ECB Brief: No Attempt at Subtlety as de Guindos Hints at the Approach of Tapering
3 May 2021
By David Barwick – Frankfurt (Econostream) – European Central Bank Vice President Luis de Guindos on Monday gave the least ambiguous indication to date from the Eurotower that the emergency measures taken by the ECB may be approaching the point at which they would need phasing out.
In the interview with Italian daily La Repubblica, de Guindos, asked whether Governing Council members calling for tapering were right to do so, claimed to have no ‘preconceived notions in this respect’.
Although clear that the starting date and pace of any tapering would be data-driven, which he also indicated by calling economic developments ‘the deciding factor’, the fact that the ECB’s second-in-command chose to profess a complete lack of bias as an initial response to such a question is in itself significant.
In an interview with CNBC three weeks ago, ECB President Christine Lagarde said that the ECB remained ‘very far away’ from price stability, so that it remained too soon to discuss tapering.
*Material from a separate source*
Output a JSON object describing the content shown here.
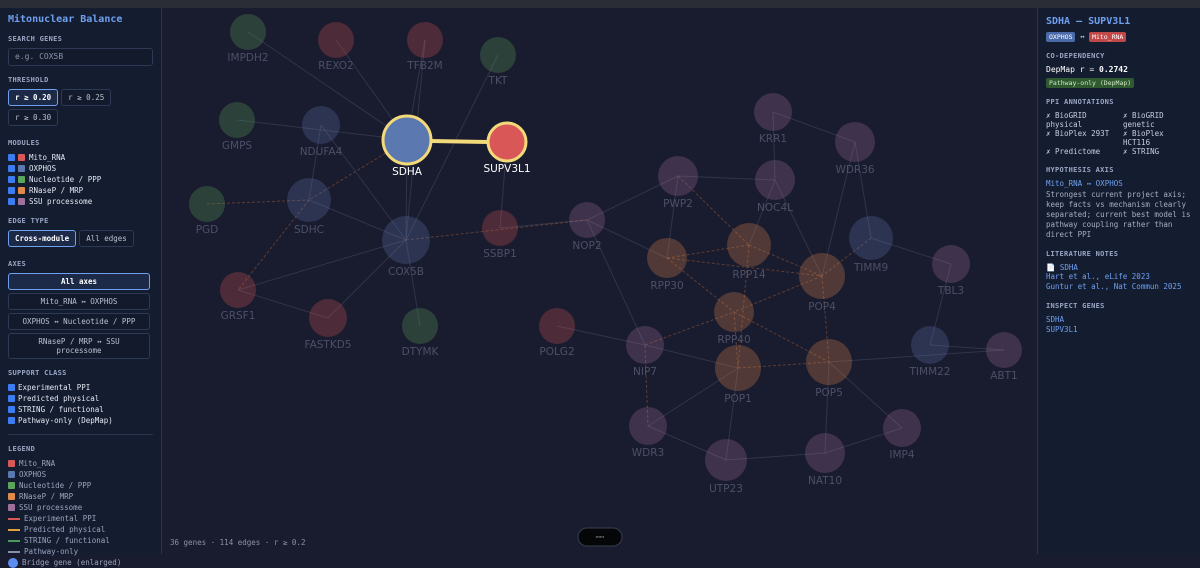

At the press conference on April 22, responding to the only question about tapering, she stressed that ‘we are not on the same page’ as the US Federal Reserve and will thus ‘not operate in tandem with the Fed.’
As for de Guindos, he has been solidly in the glass-half-empty camp of those who, in his own words in mid-April, adhere to the view that ‘the risks from the early withdrawal of policies are higher than the risks associated with keeping support measures in place’.
While he dutifully warned again today that ‘[p]hasing out stimuli too soon could stymie the recovery’, it is hard to overlook the shift in emphasis; now, ‘[o]nce the pandemic is over and the economy starts to get back to normal, then obviously monetary policy will also have to start doing the same.’
Were that not to occur, the needless prolongation of emergency support would entail risks of moral hazard and zombification, he cautioned.
De Guindos did not merely put out the idea of tapering as an abstract, eventual imperative, instead naming clear conditions under which the ECB ‘may also start to think about phasing out the emergency mode on the monetary policy side.’ These included the vaccination of seven out of 10 European adults by summer and a recovery that picks up steam.
As it happens, Lagarde only last week predicted that some 70% of the population of Europe would have received at least an initial vaccine shot by end-June.
And as for economic recovery, de Guindos’ own comments dovetailed with the interpretation that the ECB has fairly high hopes in this regard that it has simply been playing down until now. ‘The manufacturing sector is already doing very well; services are still lagging behind but should soon be able to recover and close the gap with the industrial sector’, he said.
Lest anyone have failed to get the message, de Guindos continued by expressing the hope that ‘social distancing will be a memory’ in a year, at which point economic output is widely predicted to have returned to pre-pandemic levels.
‘[M]onetary policy will have to adjust to that’, he said.
Do de Guindos’ comments represent a complete about-face by what we last week in this space called ‘a tenaciously dovish ECB whose refusal to countenance better times seems increasingly at odds with the economic outlook on the ground’?
Ideally, they would. And while they will doubtless elicit howls of protest from some quarters, these may accomplish little if, as de Guindos also suggested, ‘we will be in a much better situation by early summer.’